Antipyretic drugs such as ibuprofen and aspirin may inadvertently cause more harm than good when taken to relieve symptoms of ’flu, according to research in Canada.

Ironically, findings from the study, carried out at McMaster University, have suggested that the widespread use of such medicines may be responsible for a significant excess of influenza cases, and by implication a proportion of the deaths attributable to influenza. 

The McMaster research team analysed data from a number of sources, including studies in both humans and ferrets (the favoured animal model for human influenza). They then used a mathematical model to compute how the increase in the amount of virus given off by a single person taking fever-reducing drugs would increase the overall number of cases in a typical year, or in a year when a new strain of influenza caused a ’flu pandemic. 

Their analysis showed that fever suppression increases the number of annual cases by approximately 5%, which corresponds to more than 1,000 additional deaths from influenza in a typical year across North America. 

“When they have ’flu, people often take medication that reduces their fever. But it turns out that our comfort might be at the cost of infecting others,” said lead author Professor David Earn. 

“Because fever can actually help lower the amount of virus in a sick person’s body and reduce the chance of transmitting disease to others, taking drugs that reduce fever can increase transmission.”


An elegant and widely accepted theory as to why human evolution has failed to eliminate the harmful genes associated with increased risk of type 2 diabetes through natural selection has been put into question by recent findings from the UK. 

The widely espoused hypothesis held that during times of “feast or famine” throughout human evolution, these “thrifty” genes were advantageous, as those who possessed them processed food more efficiently. However in the modern developed world where food is plentiful, these same people would be more susceptible to type 2 diabetes. 

In the most detailed study of its kind to date, a team from the Wellcome Trust Sanger Institute in Cambridge tested this theory by examining 65 genetic regions known to increase type 2 diabetes risk. If these harmful variants had been beneficial in the past, the team would have expected to see a genetic imprint of this in the DNA around the affected regions. However, they found no such imprint. 

Their findings pose an intriguing question: if the harmful genetic variants that are associated with type 2 diabetes were not beneficial in the past, then why have they not been eliminated? 

“Understanding how variants that appear, in the current environment, to have largely harmful consequences, have become so frequent will be an important step on this path towards better treatment and prevention,” writes co-author Professor Mark McCarthy.


Studies looking into the impact of bereavement on health have suggested that dying from a broken heart may be more literally plausible than previously thought. 
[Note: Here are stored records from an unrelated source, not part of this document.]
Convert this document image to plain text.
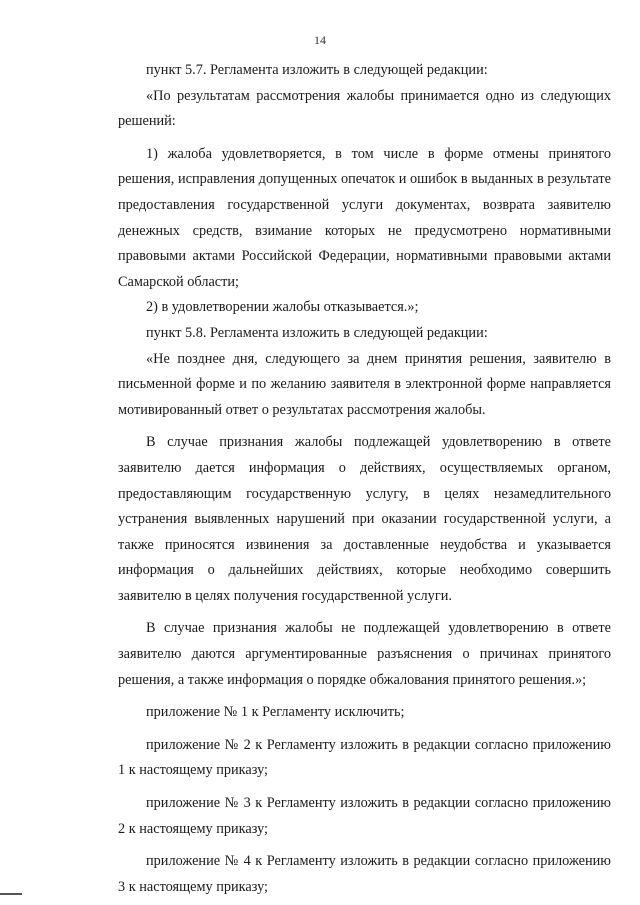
14

пункт 5.7. Регламента изложить в следующей редакции:

«По результатам рассмотрения жалобы принимается одно из следующих решений:

1) жалоба удовлетворяется, в том числе в форме отмены принятого решения, исправления допущенных опечаток и ошибок в выданных в результате предоставления государственной услуги документах, возврата заявителю денежных средств, взимание которых не предусмотрено нормативными правовыми актами Российской Федерации, нормативными правовыми актами Самарской области;

2) в удовлетворении жалобы отказывается.»;

пункт 5.8. Регламента изложить в следующей редакции:

«Не позднее дня, следующего за днем принятия решения, заявителю в письменной форме и по желанию заявителя в электронной форме направляется мотивированный ответ о результатах рассмотрения жалобы.

В случае признания жалобы подлежащей удовлетворению в ответе заявителю дается информация о действиях, осуществляемых органом, предоставляющим государственную услугу, в целях незамедлительного устранения выявленных нарушений при оказании государственной услуги, а также приносятся извинения за доставленные неудобства и указывается информация о дальнейших действиях, которые необходимо совершить заявителю в целях получения государственной услуги.

В случае признания жалобы не подлежащей удовлетворению в ответе заявителю даются аргументированные разъяснения о причинах принятого решения, а также информация о порядке обжалования принятого решения.»;

приложение № 1 к Регламенту исключить;

приложение № 2 к Регламенту изложить в редакции согласно приложению 1 к настоящему приказу;

приложение № 3 к Регламенту изложить в редакции согласно приложению 2 к настоящему приказу;

приложение № 4 к Регламенту изложить в редакции согласно приложению 3 к настоящему приказу;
Findings from the research, carried out at St George’s University, London, show that the risk of a heart attack or stroke doubles in the crucial 30 day period after a partner’s death for those experiencing loss of a loved one. 

Bereavement has long been known as a risk factor for death, but this study increases our understanding of its effects on cardiovascular problems such as heart attacks and strokes, the investigators say. The research team compared the rate of these events in older patients aged 60 and over whose partner had died to that of individuals whose partners were still alive during the same period. 
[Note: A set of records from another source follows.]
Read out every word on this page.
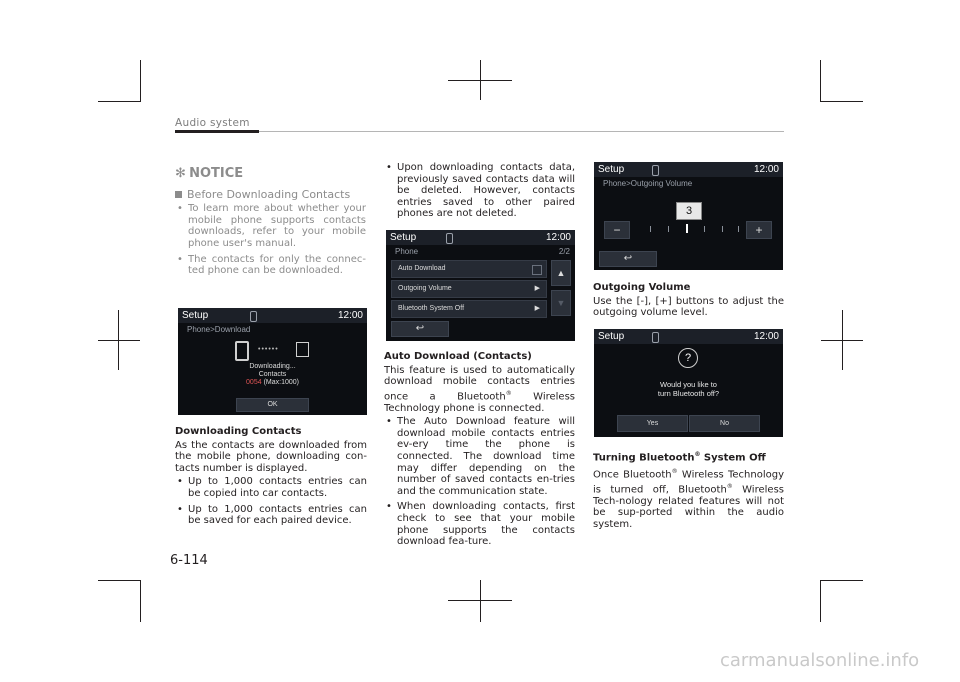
Audio system
✻ NOTICE
Before Downloading Contacts
• To learn more about whether your mobile phone supports contacts downloads, refer to your mobile phone user's manual.
• The contacts for only the connec-ted phone can be downloaded.
Setup	12:00
Phone>Download
••••••
Downloading...
Contacts
0054 (Max:1000)
OK
Downloading Contacts
As the contacts are downloaded from the mobile phone, downloading con-tacts number is displayed.
• Up to 1,000 contacts entries can be copied into car contacts.
• Up to 1,000 contacts entries can be saved for each paired device.
• Upon downloading contacts data, previously saved contacts data will be deleted. However, contacts entries saved to other paired phones are not deleted.
Setup	12:00
Phone	2/2
Auto Download
Outgoing Volume	▶
Bluetooth System Off	▶
▲
▼
↩
Auto Download (Contacts)
This feature is used to automatically download mobile contacts entries once a Bluetooth® Wireless Technology phone is connected.
• The Auto Download feature will download mobile contacts entries ev-ery time the phone is connected. The download time may differ depending on the number of saved contacts en-tries and the communication state.
• When downloading contacts, first check to see that your mobile phone supports the contacts download fea-ture.
Setup	12:00
Phone>Outgoing Volume
3
−	+
↩
Outgoing Volume
Use the [-], [+] buttons to adjust the outgoing volume level.
Setup	12:00
?
Would you like to
turn Bluetooth off?
Yes	No
Turning Bluetooth® System Off
Once Bluetooth® Wireless Technology is turned off, Bluetooth® Wireless Tech-nology related features will not be sup-ported within the audio system.
6-114
carmanualsonline.info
They found that 16 per 10,000 of patients studied experienced heart attacks or strokes within 30 days of their partner’s death, compared with 8 per 10,000 in the normal population. This increased risk started to taper off after 30 days. 

Dr Sunil Shah, Senior Lecturer in Public Health and a co-author of the report, said: “There is evidence from other studies that bereavement and grief lead to a range of adverse responses, including changes in blood clotting, blood pressure, stress hormone levels and heart rate control. All these will contribute to an increased risk of events such as heart attacks and stroke after loss of a partner. 

“We think it is important that doctors, friends and family are aware of this increase risk of heart attacks and strokes so they can ensure care and support is as good as possible at a time of increased vulnerability.”


Antioxidant vitamins, widely assumed to help prevent cancer, may actually raise the risk of tumours in high enough doses, a new study has suggested. 

Researchers at the University of Gothenburg, Sweden gave vitamin E or the antioxidant drug N-acetylcysteine to mice engineered to have lung cancer. They then observed the tumours multiply and become so increasingly aggressive that the animals died twice as quickly as untreated mice. 

While the antioxidants did prevent some cell damage, they also blocked the signalling of a well-recognised tumour- suppressing gene named p53, the study authors explain. 

“You can walk around with an undiagnosed lung tumour for a long time,” said study co-author Dr Martin Bergo. “For someone at high risk, such as a former smoker, taking extra antioxidants could speed up the growth of that tumour.” 

The investigators stress that they cannot, on the strength of their data, make general health recommendations, but they point out that their work backs up existing cautions about antioxidant use. 

For people who already have cancer, the National Cancer Institute points out that the research does not examine whether antioxidants might help prevent tumours from forming in the first place – only what happens if cancer already has begun. Nevertheless they have advised that until more is known about the effects of antioxidant supplements in cancer patients, these supplements should be used with caution.